Two Supplements...Two Answers The Wrong Molecule
Several years ago, scientists with the University of California's Riverside campus, and with the University of Wisconsin at Madison, began a lifespan study using lipoic acid in a long-lived strain of mouse.120 Unfortunately, the study was begun before the drastic differences between the two enantiomers became widely understood … and before the dramatic effects of R(+)-Lipoic Acid on mitochondrial function were available. As a result, the researchers used the common racemate for their "lipoic acid" supplement.
The results of the Riverside/Madison study have not been published, but the word in the research halls is that we won't be hearing of any miracles. That's just what you'd expect, based on the results from the first lifespan study, which found that there was no life extension benefit associated with the racemate. 119 But the health and nutrition reporter for your local TV news won't know the difference. So the headlines - if there are any - will likely read, "No Effect of Lipoic Acid On Lifespan of Mice" - instead of "No Effect of Common Racemate Lipoic Acid On Lifespan of Mice."
The Truth is Out There
Fortunately, however, there's another lifespan study already underway - a study which will yield the kind of answers we seek. After looking at the astounding rejuvenation of mitochondrial function achieved by researchers using R(+)-Lipoic Acid - and especially the R(+)-Lipoic Acid/ALCAR cocktail - the National Institutes on Aging are now convinced of the need for a new R(+)-Lipoic Acid lifespan study. 77, 86 Unlike the Riverside/Madison study, this experiment (run by Drs. Hagen and Ames) will be done using the right molecule: R(+)-Lipoic Acid. And unlike the first, published study, 119 it will use the right rodent, too: a long-lived strain of rat. There will be no ambiguity in these results.
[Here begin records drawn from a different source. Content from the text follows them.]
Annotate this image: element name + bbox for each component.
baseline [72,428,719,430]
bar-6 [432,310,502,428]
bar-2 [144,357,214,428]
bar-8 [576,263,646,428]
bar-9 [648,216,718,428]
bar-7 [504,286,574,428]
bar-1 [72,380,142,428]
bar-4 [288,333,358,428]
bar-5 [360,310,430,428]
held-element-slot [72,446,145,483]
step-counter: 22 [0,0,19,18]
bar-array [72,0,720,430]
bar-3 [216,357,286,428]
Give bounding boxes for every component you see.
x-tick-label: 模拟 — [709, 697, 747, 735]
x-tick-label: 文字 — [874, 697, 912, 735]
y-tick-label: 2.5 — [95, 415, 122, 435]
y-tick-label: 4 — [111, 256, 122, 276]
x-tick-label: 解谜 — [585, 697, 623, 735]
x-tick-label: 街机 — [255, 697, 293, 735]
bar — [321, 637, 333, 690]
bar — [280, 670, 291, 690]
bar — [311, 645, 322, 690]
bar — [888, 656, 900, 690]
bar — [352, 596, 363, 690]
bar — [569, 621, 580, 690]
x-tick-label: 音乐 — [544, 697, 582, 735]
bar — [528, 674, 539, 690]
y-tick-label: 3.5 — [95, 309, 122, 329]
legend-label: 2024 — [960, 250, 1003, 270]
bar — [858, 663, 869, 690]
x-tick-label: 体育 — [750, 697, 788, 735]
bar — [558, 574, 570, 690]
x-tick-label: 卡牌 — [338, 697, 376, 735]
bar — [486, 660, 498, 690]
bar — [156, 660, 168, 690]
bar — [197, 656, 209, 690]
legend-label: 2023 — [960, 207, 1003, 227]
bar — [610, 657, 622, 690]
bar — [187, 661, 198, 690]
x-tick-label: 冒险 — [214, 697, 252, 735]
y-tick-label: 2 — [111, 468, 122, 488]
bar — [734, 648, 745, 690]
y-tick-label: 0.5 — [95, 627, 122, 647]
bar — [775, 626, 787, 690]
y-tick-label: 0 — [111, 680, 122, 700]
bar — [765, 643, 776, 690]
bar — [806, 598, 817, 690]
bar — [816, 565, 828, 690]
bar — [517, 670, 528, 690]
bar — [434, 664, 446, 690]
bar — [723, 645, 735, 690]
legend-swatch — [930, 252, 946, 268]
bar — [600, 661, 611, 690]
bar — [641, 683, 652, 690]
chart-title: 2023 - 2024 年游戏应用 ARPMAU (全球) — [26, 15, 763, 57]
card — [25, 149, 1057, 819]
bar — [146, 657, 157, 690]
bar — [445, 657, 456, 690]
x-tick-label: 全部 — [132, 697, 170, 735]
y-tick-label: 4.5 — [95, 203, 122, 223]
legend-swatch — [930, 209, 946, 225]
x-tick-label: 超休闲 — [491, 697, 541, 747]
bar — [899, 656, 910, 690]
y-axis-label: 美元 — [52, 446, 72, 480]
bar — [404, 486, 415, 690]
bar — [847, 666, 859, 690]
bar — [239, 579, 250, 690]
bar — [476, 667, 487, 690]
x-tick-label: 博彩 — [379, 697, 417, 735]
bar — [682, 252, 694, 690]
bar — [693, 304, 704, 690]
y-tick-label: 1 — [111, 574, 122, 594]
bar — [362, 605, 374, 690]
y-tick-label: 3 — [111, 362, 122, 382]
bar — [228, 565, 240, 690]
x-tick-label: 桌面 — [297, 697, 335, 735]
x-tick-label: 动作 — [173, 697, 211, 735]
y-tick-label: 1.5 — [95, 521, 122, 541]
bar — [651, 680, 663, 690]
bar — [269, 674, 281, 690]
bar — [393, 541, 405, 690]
It's taken Hagen and Ames some time to get started. There were problems getting the animals, and also problems getting the R(+)-Lipoic Acid: 86 until very recently, the only sources in the world were two German pharmaceutical companies, who have been very jealously guarding the precious stuff. But the funding is in place, the animals are housed, and the diets prepared. In a couple of years, we should know if R(+)-Lipoic Acid pills are seeds stolen from the Tree of Life.
A "One-Mouse" Experiment
No matter what the results of the Riverside/Madison experiments turn out to be, they'll give us the wrong answer - because they'll have asked the wrong question, having used the wrong molecule. Like millions of life-extensionists and other health-conscious people, these researchers have mistakenly used a schizoid supplement, with two personalities warring within it. No great good can come from a supplement which contains a stowaway that undoes the very wonders which it works. No one can be healed by a medicine which is laced with an opposing poison.
So we're still left searching for answers to fundamental questions. Fortunately, the experiments which will yield up the answers to these questions are already underway. But in the meantime, there's another experiment to be run: the grand experiment of life. We don't yet know if R(+)-Lipoic Acid slows intrinsic aging. But we do know a lot about what it can do - from improving glucose metabolism, to providing powerful antioxidant protection, to preventing damage associated with neurological dysfunction, and on to restoring the vigor of functioning cellular "power plants." R(+)-Lipoic Acid has proven itself again and again to be powerful support against the countless imperceptible injuries that we face every day - injuries that surely keep us from savoring sweet drops of life's nectar.
After years of only being available to academic institutions in the tiny quantities required for scientific research, R(+)-Lipoic Acid is now available as a pharmaceutical-grade dietary supplement. We'll have to wait just a little while for the rodents to tell us clearly about R(+)-Lipoic Acid's effects on lifespan - but you don't have to wait to feel what your own body can experience.
You're the scientist - and the guinea pig. You choose which supplement gets used in this experiment. And you won't just read about the results - you'll live them.
Maybe you enjoy reading a good "evil twin" tale. The question is: will you choose to live in one?